Здесь уместнее обсуждать не различные теории о легальной и федеральной солидарности людей, хотя солидарность человечества в известном смысле существует, а рассуждать на простых примерах. Допустим, ваш отец оказался убийцей маньяком и его приговорили к смертной казни; вы унаследовали от него природную испорченность, раз именно он ваш отец, но означает ли это, что к смертной казни за его преступления нужно приговорить и вас? Счел бы г-н Хуксема справедливым, если бы к нему в дом ворвались полицейские и заявили бы, что его ждет электрический стул (Хуксема – гражданин США, хотя по происхождению голландец) за множество изощренных убийств? А когда он стал бы сопротивляться и кричать «за что, окаянные?!», - полицейские заявили бы ему, что его прапрапрадедушка в Голландии, в 18 веке, совершил все эти убийства. Ну и как, м-р Хуксема согласился бы с такой судебной трактовкой? Сказал бы он: да, я согласен, ведь этот приговор мне основан на федеральной и легальной солидарности нашего старинного голландского рода? Или такие рассуждения столь легко даются нашему реформату, поскольку он непомерно счастлив: согласно своему богословию ему прощена «вина первородного греха», он не будет казнен за убийства своего прапрапрадедушки, а, напротив, билет в рай у него уже имеется.. Восточному христианству такая «справедливость» явно не по душе: нет, Бог не обвиняет нас в грехе Адама, мы рождаемся на свет невинными; нас обвиняет Бог только за лично совершенные нами преступления; конечно, возможно обвинение человека в грехах других, но только в случае, если он как-то подтолкнул их к этому греху; мы никак не могли подтолкнуть Адама к греху, нас тогда не было и быть не могло, а к греху его подталкивал дьявол. Для православия смерть – это не столько судебное наказание за вину Адама (хотя сам он был наказан смертью за преступление в раю), сколько следствие нашей испорченной, больной природы, которую мы от него унаследовали. Так что любые попытки считать даже новорожденных младенцев обвиняемыми на суде Бога должны быть оставлены; сознание, которое ищет подсудимых даже в среде новорожденных – это весьма извращенное сознание.

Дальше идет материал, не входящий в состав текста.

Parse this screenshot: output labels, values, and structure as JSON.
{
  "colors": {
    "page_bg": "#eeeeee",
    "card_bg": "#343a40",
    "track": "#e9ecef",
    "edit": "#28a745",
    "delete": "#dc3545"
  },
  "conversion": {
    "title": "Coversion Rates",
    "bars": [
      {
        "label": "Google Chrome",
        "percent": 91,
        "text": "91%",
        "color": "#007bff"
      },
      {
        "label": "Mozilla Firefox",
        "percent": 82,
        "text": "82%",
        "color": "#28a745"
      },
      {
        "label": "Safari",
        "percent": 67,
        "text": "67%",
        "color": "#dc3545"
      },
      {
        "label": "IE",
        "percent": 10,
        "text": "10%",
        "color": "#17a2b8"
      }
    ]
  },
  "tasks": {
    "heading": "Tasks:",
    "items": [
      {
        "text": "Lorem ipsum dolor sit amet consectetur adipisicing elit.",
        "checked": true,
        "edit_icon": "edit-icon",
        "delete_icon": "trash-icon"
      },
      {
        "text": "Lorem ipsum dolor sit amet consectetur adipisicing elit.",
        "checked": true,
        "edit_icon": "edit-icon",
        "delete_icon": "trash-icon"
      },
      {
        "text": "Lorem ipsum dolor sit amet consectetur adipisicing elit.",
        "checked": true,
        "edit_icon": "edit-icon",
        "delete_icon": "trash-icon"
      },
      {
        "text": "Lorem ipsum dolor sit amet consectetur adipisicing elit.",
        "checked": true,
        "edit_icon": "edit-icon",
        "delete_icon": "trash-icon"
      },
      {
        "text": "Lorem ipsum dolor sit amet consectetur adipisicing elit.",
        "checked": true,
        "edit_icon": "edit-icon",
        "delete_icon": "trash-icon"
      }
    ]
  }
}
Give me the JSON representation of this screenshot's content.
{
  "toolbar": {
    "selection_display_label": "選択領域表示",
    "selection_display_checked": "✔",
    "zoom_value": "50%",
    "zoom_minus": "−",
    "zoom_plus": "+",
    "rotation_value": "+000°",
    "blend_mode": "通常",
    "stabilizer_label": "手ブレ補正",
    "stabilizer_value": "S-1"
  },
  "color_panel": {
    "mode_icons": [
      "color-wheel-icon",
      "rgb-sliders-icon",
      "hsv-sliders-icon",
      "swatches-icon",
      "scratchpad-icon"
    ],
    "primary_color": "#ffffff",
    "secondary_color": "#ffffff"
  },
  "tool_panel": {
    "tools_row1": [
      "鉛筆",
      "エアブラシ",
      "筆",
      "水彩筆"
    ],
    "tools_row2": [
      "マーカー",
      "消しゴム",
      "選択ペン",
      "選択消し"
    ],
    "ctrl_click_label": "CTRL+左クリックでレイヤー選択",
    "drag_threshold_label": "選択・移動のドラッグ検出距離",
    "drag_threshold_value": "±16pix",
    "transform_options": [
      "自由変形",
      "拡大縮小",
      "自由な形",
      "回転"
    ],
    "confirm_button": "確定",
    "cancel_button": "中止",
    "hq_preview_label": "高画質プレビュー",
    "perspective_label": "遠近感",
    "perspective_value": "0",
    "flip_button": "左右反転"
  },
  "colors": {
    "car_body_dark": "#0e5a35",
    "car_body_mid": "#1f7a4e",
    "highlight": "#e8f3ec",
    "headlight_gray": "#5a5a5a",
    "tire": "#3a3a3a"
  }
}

78. Дортские каноны отрицают у невозрожденного благодатью человека способность к спасительному добру. Ничего удивительного, это отрицали и арминиане, да и православные отрицают это – без веры в Христа нельзя спастись. Однако реформаты трактую эту неспособность значительно более пессимистично, что и приводит их к отрицанию возможности свободного взаимодействия человека с благодатью. Тем не менее, читая тексты этих канонов, может показаться, что остаточную способность у человека к добру, пусть «неспасительному», но добру, реформаты все же признают – примерно в том же плане, как лютеране признавали «гражданскую праведность» в невозрожденных людях. Но Хуксема в своих комментариях категорически отрицает это: «все люди «не способны к любому спасительному добру». Оригинал еще выразительнее, чем наш английский перевод, поскольку вставляет слово «любому». Из фразы «к спасительному добру» некоторые люди хотели бы вывести заключение, что Каноны учат здесь о способности природного человека к какому-то иному добру, а именно, к добру перед Богом в гражданской и природной сферах. В ответ на такое притязание следует, прежде всего, отметить, что это лишь простой домысел. Это не язык наших отцов. Поэтому следует указать: простое употребление данного выражения не подразумевает логически, что в сфере гражданской и природной подобное добро существует. Во-вторых, надо тут же добавить, что данный вывод неправилен. Это весьма очевидно из остального текста статьи. Как же возможно, чтобы тот, кто «склонен ко злу, мертв во грехах, и раб греха» был способен к какому-либо добру вообще? В этих словах не оставлено никакого места для любого добра со стороны природного человека. Больше того, следующая статья весьма сильно подчеркивает, что человек не способен правильно использовать природный свет даже в гражданской и естественных сферах .. все люди по самой своей природе полностью преданы злу – они думают о зле, желают зла, наслаждаются злом и делают зло. От таких людей никогда не произойдет никакого добра. Они злы с самого начала своего существования, склонны ко злу. Вся их природа склоняется в направлении зла. У них непреодолимая тяга ко злу. Они не могут успокоиться, пока не совершат зло. Таковы все люди!» .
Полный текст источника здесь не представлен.